My wife and I got a year-old shelter dog about two months ago and it's become my personal trainer, community builder and dustmop.
Part border terrier, part poodle, all energy, the frisky pooch pulls me outside every afternoon -- my wife does mornings -- to jog, sprint and walk briskly along a gaggle of streets in Gregory Gardens.
During these excursions, which include stops to smell the roses, clover, bushes, lawns, hydrants and other doggie post offices, I've gotten to know more neighbors (and their pups) than in the rest of the 17 or so years I've lived in Pleasant Hill.
Naturally, I remember the dogs' names -- Baily, Brody, Chiquita, Brie, Scout, Stymie, Mason, Kuo -- but am awful at remembering the humans'.

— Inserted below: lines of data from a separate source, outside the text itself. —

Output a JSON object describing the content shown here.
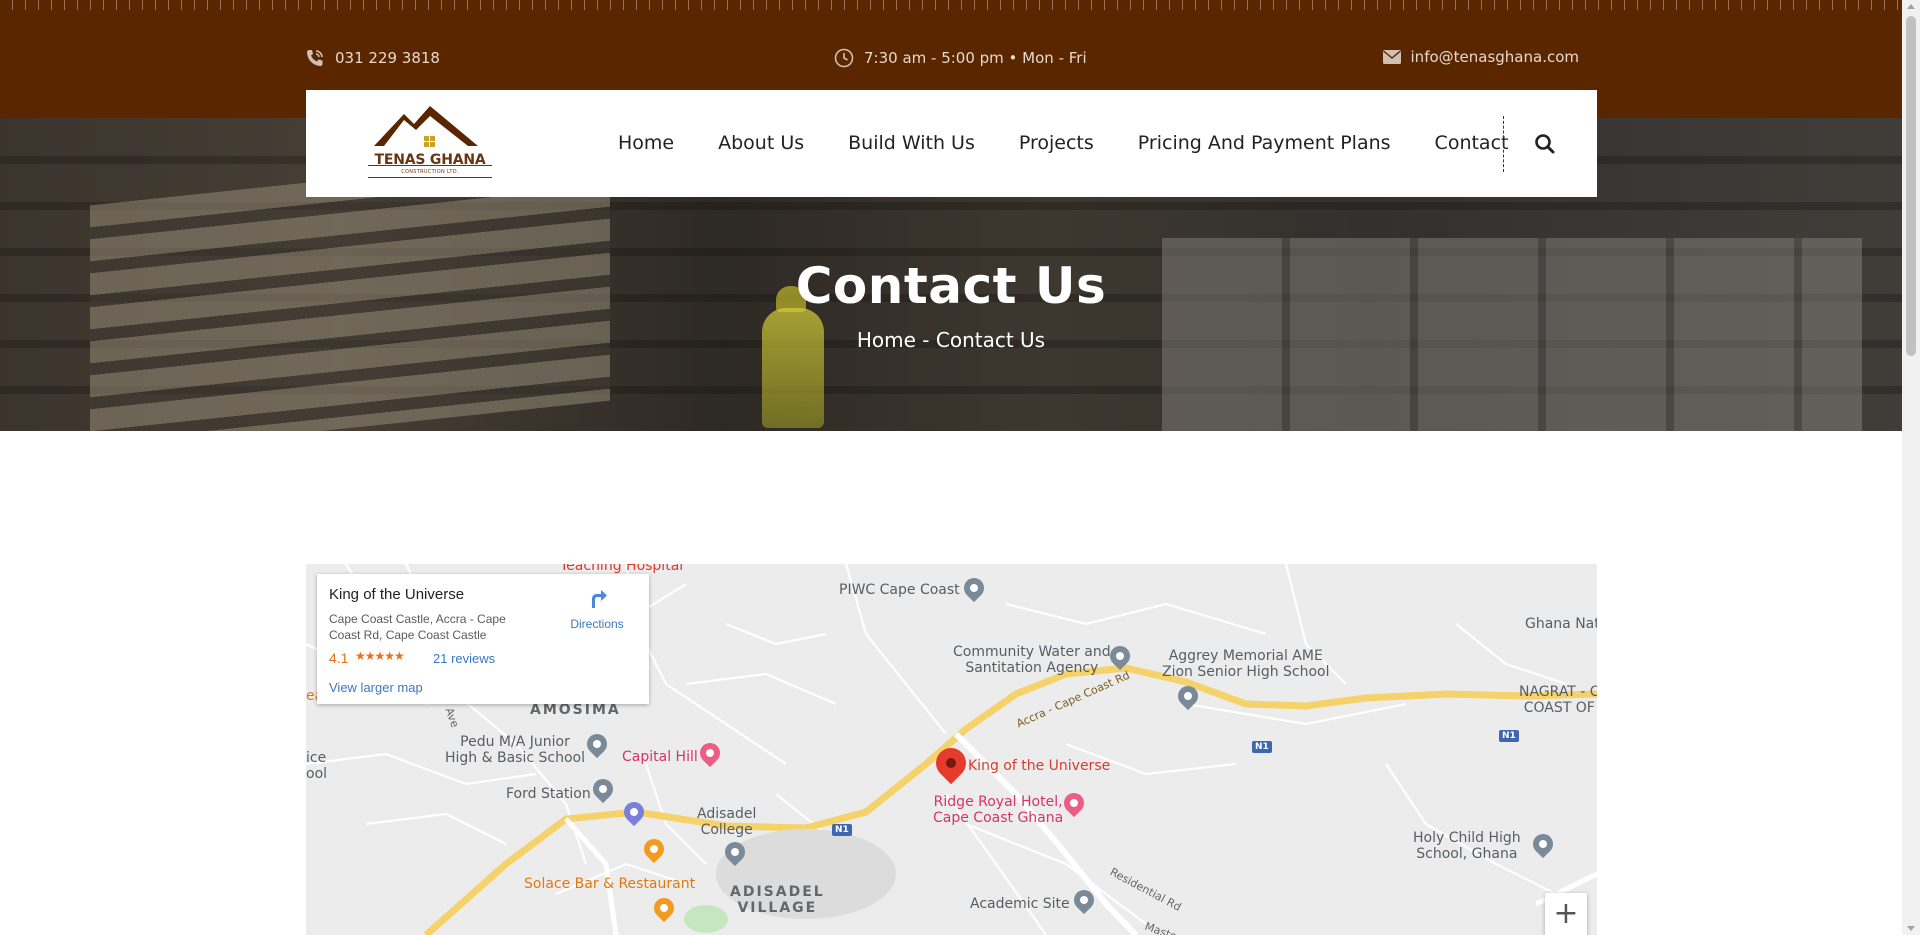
{
  "topbar": {
    "phone": "031 229 3818",
    "hours": "7:30 am - 5:00 pm • Mon - Fri",
    "email": "info@tenasghana.com"
  },
  "logo": {
    "name": "TENAS GHANA",
    "sub": "CONSTRUCTION LTD."
  },
  "nav": {
    "items": [
      {
        "label": "Home"
      },
      {
        "label": "About Us"
      },
      {
        "label": "Build With Us"
      },
      {
        "label": "Projects"
      },
      {
        "label": "Pricing And Payment Plans"
      },
      {
        "label": "Contact"
      }
    ]
  },
  "hero": {
    "title": "Contact Us",
    "breadcrumb": "Home - Contact Us"
  },
  "map": {
    "infowindow": {
      "title": "King of the Universe",
      "address": "Cape Coast Castle, Accra - Cape Coast Rd, Cape Coast Castle",
      "rating": "4.1",
      "stars": "★★★★★",
      "reviews": "21 reviews",
      "directions": "Directions",
      "view_larger": "View larger map"
    },
    "labels": {
      "teaching_hospital": "Teaching Hospital",
      "piwc": "PIWC Cape Coast",
      "community_water": "Community Water and\nSantitation Agency",
      "aggrey": "Aggrey Memorial AME\nZion Senior High School",
      "ghana_nat": "Ghana Nat",
      "nagrat": "NAGRAT - C\nCOAST OF",
      "amosima": "AMOSIMA",
      "pedu": "Pedu M/A Junior\nHigh & Basic School",
      "capital_hill": "Capital Hill",
      "king": "King of the Universe",
      "ridge": "Ridge Royal Hotel,\nCape Coast Ghana",
      "ford": "Ford Station",
      "adisadel_college": "Adisadel\nCollege",
      "solace": "Solace Bar & Restaurant",
      "adisadel_village": "ADISADEL\nVILLAGE",
      "academic": "Academic Site",
      "holy_child": "Holy Child High\nSchool, Ghana",
      "accra_rd": "Accra - Cape Coast Rd",
      "residential_rd": "Residential Rd",
      "n1": "N1",
      "ave": "r Ave",
      "ea": "ea",
      "ice": "ice\nool",
      "maste": "Maste"
    },
    "zoom_in": "+"
  }
}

Except for Scott, who's lived across the street and around the corner longer than I've been here, yet we never even saw each other -- it's a fairly quiet area and people pretty much keep to themselves -- until he walked by with Brody one evening as my wife and I were sitting on the porch swing and drinking champagne (a favorite Gregory Gardens pastime) with Maggie Mae, our pup, alongside on a leash.
Naturally, we all introduced ourselves, human to human, dog to dog, in that way dog owners do.
Apparently, Scott and I, and Maggie Mae and Brody, keep similar schedules and so we chat from time to time, as I've started doing with other dog-loving neighbors on our walks. Feels good in that connecting-with-others kind of way.
Even people driving by smile. At least the majority do. As Maggie and I approached a corner one week, a woman, perhaps having a bad day though I doubt it, stopped her SUV, opened her side window, and, in no uncertain terms, told me she doesn't want dogs on her lawn.
And then she drove off in a huff.
Or maybe it was a Lexus.
I didn't even try to explain that most dogs are nature lovers and just enjoy the sniff. And for pups with more urgent errands, most of us carry those blue plastic bags designed for emergency pickups. (There should be an always-pick-up-after law, but that's for another blog entry.)
Finally, as for the "dustmop" function, Maggie's taken to lying under our big, low-to-the-floor coffee table and, like everybody but the cat, the dust bunnies love her.